La Academia sueca, ese augusto recinto de las letras mundiales, ha anunciado que el codiciado galardón que entrega anualmente, el Nobel de Literatura, no será discernido este año, 2018. La institución será reestructurada a causa de un escándalo de carácter moral protagonizado, al interior de ella, por algunos de sus miembros. En noviembre 2017, un diario sueco publicó la denuncia de 18 mujeres, colaboradoras de la Academia, quienes por muchos años, guardaron silencio ante el persistente acoso sexual y más vejaciones de algunos de sus integrantes.
Desnudada ante el mundo, la Academia sueca ha perdido los dones más preciados que una corporación de su rango debe conservar: dignidad, respetabilidad, credibilidad. El Premio Nobel de Literatura, el galardón que encumbra a un escritor al Olimpo de las letras mundiales, no será entregado esta vez a causa de un lío de faldas, un asunto tan inesperado como vulgar. La credibilidad de la Academia sueca siempre estuvo bajo sospecha. Los criterios para la concesión del premio nunca fueron claros. Se ha dicho que, a la hora del fallo, lo que menos contaba eran los intrínsecos valores literarios de un candidato; y, al contrario, lo que más pesaba eran factores extraliterarios, tales como razones políticas, preferencias por determinados países o alguna intolerable intromisión de un influyente personaje. De hecho, lo que la Academia sueca ha demostrado a lo largo de los 127 Premios Nobel concedidos es que se trata de una anquilosada institución europea en la que, por herencia o por inercia, ha pesado más en ella una visión eurocéntrica de la cultura y que, solo por excepción, el Nobel fue entregado a un no europeo.
Este caso me lleva a otras consideraciones sobre el raro talento de reconocer el mérito ajeno.
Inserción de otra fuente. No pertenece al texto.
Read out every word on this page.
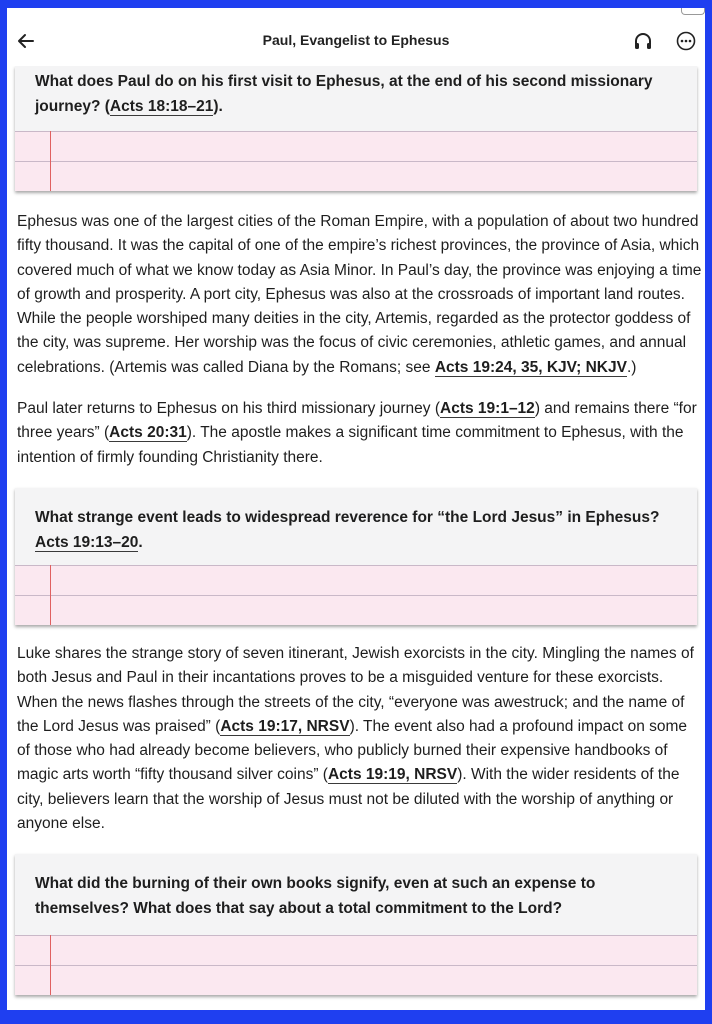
Paul, Evangelist to Ephesus
What does Paul do on his first visit to Ephesus, at the end of his second missionary journey? (Acts 18:18–21).

Ephesus was one of the largest cities of the Roman Empire, with a population of about two hundred fifty thousand. It was the capital of one of the empire’s richest provinces, the province of Asia, which covered much of what we know today as Asia Minor. In Paul’s day, the province was enjoying a time of growth and prosperity. A port city, Ephesus was also at the crossroads of important land routes. While the people worshiped many deities in the city, Artemis, regarded as the protector goddess of the city, was supreme. Her worship was the focus of civic ceremonies, athletic games, and annual celebrations. (Artemis was called Diana by the Romans; see Acts 19:24, 35, KJV; NKJV.)

Paul later returns to Ephesus on his third missionary journey (Acts 19:1–12) and remains there “for three years” (Acts 20:31). The apostle makes a significant time commitment to Ephesus, with the intention of firmly founding Christianity there.

What strange event leads to widespread reverence for “the Lord Jesus” in Ephesus? Acts 19:13–20.

Luke shares the strange story of seven itinerant, Jewish exorcists in the city. Mingling the names of both Jesus and Paul in their incantations proves to be a misguided venture for these exorcists. When the news flashes through the streets of the city, “everyone was awestruck; and the name of the Lord Jesus was praised” (Acts 19:17, NRSV). The event also had a profound impact on some of those who had already become believers, who publicly burned their expensive handbooks of magic arts worth “fifty thousand silver coins” (Acts 19:19, NRSV). With the wider residents of the city, believers learn that the worship of Jesus must not be diluted with the worship of anything or anyone else.

What did the burning of their own books signify, even at such an expense to themselves? What does that say about a total commitment to the Lord?
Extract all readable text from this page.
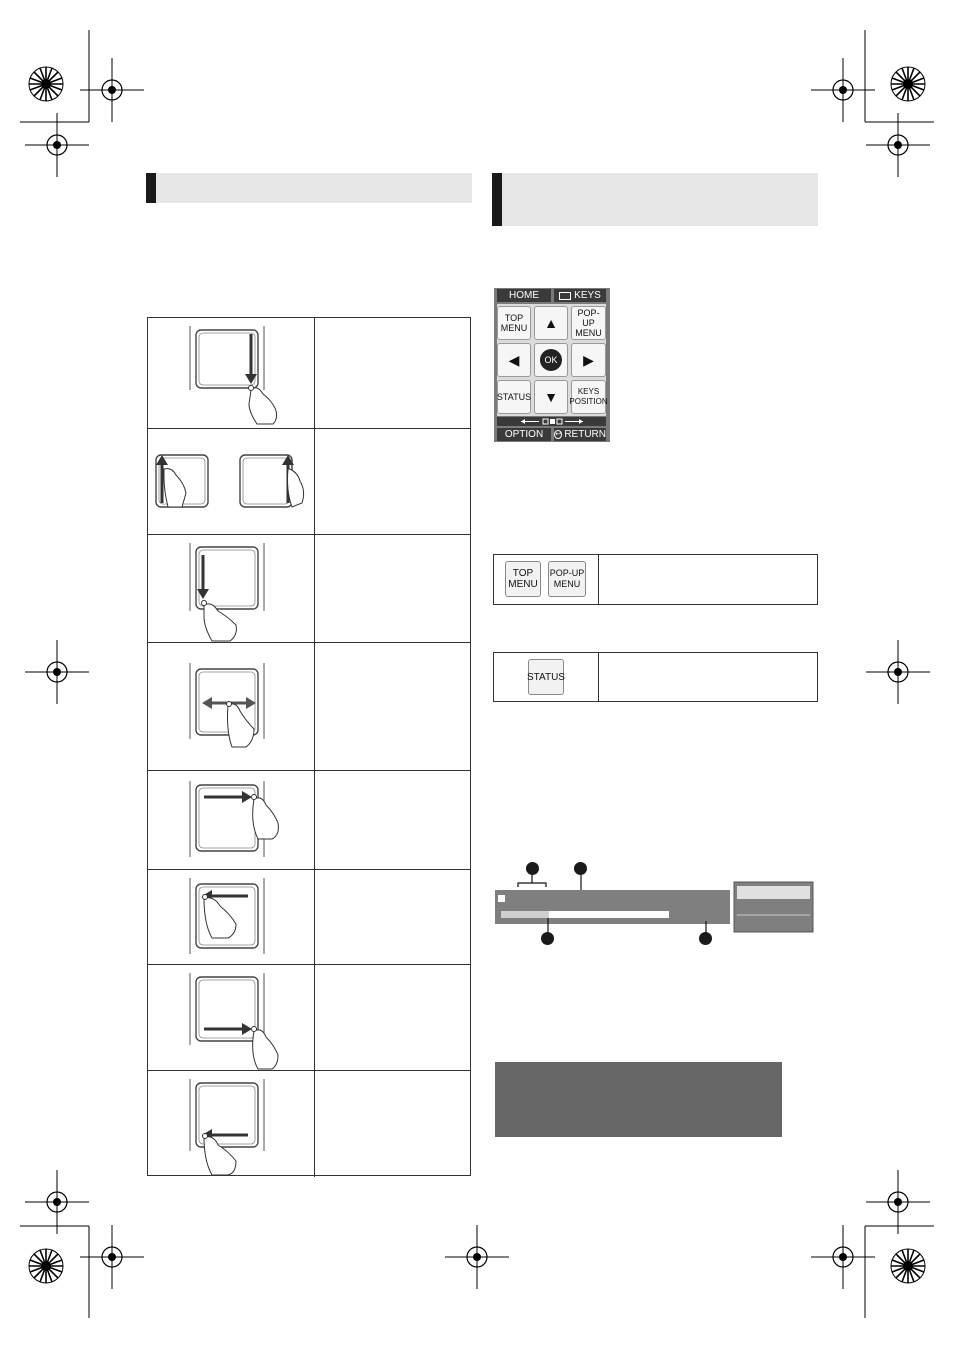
HOME	KEYS
TOP MENU ▲
POP-UP MENU
◀	OK	▶
STATUS ▼	KEYS POSITION
OPTION ↩ RETURN
TOP MENU
POP-UP MENU
STATUS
Para ello se requiere, a más de inteligencia, dosis de sensibilidad y generosidad. Hacer con soltura, destreza y arte lo que es difícil para otros, he ahí la señal del talento. Galardonar a quien demuestra excepcional ingenio para el cultivo de las letras y ha dedicado su vida a ellas es obligación ineludible de quienes tienen en sus manos la conducción del Estado.
Puede darse el caso de que el poder reconozca el talento de un escritor, pero –como piensa Jorge Edwards- lo más común es que no acierte porque obra, casi siempre, por preferencias políticas. La literatura no está al servicio del poder; es pensamiento libre, su emblema es el búho de Minerva, diosa de toda sabiduría. Cuando se engrandece lo pequeño y se premia la sumisión se desvaloriza el galardón. Cuando se burocratiza la cultura se corre el riesgo de convertirla en instrumento de una ideología, en arsenal de ideas que justifican a un régimen, en eslogan empobrecedor. Los dóciles son mimados y excluidos los herejes. Así proceden todos los regímenes autoritarios.